2003年8月号

 ぶらり入った本屋さんで目に留まった絵本『まほうの夏』(藤原一枝・はたこうしろう作)新潟県の課題図書の中の一冊です。

 うだるような暑さの中、プールと家を往復する小学生らしき兄弟の夏休み。そこへ田舎のおじいちゃんからハガキが来て、二人は田舎に行くことに。

 田舎で待っていたのは真っ黒に日焼けした地元の子たち、虫とり、木登り、川遊び、魚釣り、青い空、白い雲、etc.ひとまわりもふたまわりも成長し、たくましくなって兄弟は田舎を後にするのでした。

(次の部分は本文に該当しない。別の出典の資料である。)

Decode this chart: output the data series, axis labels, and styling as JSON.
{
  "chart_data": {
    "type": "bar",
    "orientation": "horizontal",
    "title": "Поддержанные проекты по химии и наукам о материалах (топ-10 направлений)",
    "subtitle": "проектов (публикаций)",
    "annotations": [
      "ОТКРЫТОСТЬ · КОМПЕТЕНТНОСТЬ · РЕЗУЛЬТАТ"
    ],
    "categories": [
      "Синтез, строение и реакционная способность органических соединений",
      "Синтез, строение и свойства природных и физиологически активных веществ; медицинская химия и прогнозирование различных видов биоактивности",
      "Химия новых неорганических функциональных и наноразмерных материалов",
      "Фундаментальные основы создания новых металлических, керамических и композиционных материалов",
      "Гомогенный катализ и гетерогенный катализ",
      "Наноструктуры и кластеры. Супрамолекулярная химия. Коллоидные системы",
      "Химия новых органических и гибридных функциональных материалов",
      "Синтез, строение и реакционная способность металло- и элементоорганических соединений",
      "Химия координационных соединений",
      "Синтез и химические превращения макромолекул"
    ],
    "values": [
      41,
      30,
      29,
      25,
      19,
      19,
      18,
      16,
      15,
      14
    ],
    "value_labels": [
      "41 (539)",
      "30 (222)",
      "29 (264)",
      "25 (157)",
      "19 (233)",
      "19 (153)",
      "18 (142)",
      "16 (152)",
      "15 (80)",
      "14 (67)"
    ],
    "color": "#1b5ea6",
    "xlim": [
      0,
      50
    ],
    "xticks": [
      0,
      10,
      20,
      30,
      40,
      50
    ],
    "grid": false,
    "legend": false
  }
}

 宮城県の小さな町で暮らしていた私のところに、東京の従兄弟たちや、かかりつけのお医者さんのお孫さんが遊びに来た時の様子は、まるでこの絵本のようで、だからとっても懐かしいような、うれしいような、そんな気持ちになりました。

 ザリガニは買うものだと思っていた子たちに、バケツいっぱいザリガニを釣らせてあげられるのは大いに自慢でした。歩いて魚釣りに行けるのも、デパートの屋上ではなく林の中にクワガタを捕まえに行くのも田舎の特権だということが、都会の子の喜びようを見てわかりました。

 逆に、従兄弟が帰る時に今度は私が東京に出ていった時のことも覚えています。田舎ではまだ流行の兆しもなかったスーパーカーショーを見たり、巨大な遊園地の乗り物で目を回したり、“ハムスター”なる小動物をお土産にもらったり・・・。

 田舎と都会とどちらがいいか?なんて野暮な比較をしようとは思っていません。新しい世界を見て、体験して、そこからいろんなものを吸収することができるのは、私たち人間に与えられた喜びだと、あらためて思っているのです。「井の中のかわず、大海を知らず(井戸の中にいるカエルは、外に何があるのか知らない)」というのは決して悪いことではありませんが、一歩踏み出せば可能性がグンと広がるよ、ということです。だから、園では子どもたちにいろんな経験をさせ、またそこから発する興味を広げてあげたいと思っています。